Maldives' main opposition party will boycott a presidential election scheduled in September unless it is held under a transitional government, a party spokesman said Tuesday.

Ahmed Naseem, a former foreign minister and a spokesman for the Maldivian Democratic Party, said the party doesn't trust President Mohammed Waheed Hassan to hold a fair election. He said the party wants a transitional government led by the speaker of Parliament for two months as allowed under the constitution of the Indian Ocean nation.

"An interim government and then elections. Nothing else. If these arrangements are not made, the MDP will not participate in the election," Naseem told reporters in Colombo in neighboring Sri Lanka. Maldives is scheduled to hold its second multiparty presidential election on Sept. 7.

The country's former president, MDP leader Mohamed Nasheed, has taken refuge in the Indian embassy since last Wednesday, when a court ordered his arrest for not appearing to face charges that he illegally ordered the arrest of a senior judge while president.

Nasheed says the charges are politically motivated to disqualify him from running in the presidential election.

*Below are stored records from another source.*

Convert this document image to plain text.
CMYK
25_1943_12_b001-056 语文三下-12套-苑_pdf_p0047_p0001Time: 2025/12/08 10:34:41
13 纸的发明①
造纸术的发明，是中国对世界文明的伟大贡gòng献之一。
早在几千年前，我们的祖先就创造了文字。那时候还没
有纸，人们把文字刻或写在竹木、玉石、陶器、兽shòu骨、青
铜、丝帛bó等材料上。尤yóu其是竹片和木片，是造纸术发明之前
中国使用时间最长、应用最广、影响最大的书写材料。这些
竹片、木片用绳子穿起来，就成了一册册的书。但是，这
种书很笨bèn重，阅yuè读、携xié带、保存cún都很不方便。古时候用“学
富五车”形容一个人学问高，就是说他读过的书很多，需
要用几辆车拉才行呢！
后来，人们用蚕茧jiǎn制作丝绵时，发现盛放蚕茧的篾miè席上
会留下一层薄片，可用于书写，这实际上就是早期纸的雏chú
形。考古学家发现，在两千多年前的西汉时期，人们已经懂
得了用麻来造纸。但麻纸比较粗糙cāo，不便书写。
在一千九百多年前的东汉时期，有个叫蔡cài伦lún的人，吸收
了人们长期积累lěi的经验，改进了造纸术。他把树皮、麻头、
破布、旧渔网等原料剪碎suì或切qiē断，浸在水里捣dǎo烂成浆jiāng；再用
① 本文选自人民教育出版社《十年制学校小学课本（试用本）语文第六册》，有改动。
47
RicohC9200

Nasheed became the Maldives' first democratically elected president in 2008, ending a 30-year autocracy. He resigned as president last year after losing the support of the military and police during weeks of public protests over the judge's detention. His deputy, Hassan, succeeded him.

An inquiry commission last year dismissed Nasheed's claim that he was ousted in a coup.

Maldives police said they have asked for help from the Foreign Ministry in arresting Nasheed from the embassy.

The Indian government has said it will deal with Nasheed on a day-to-day basis.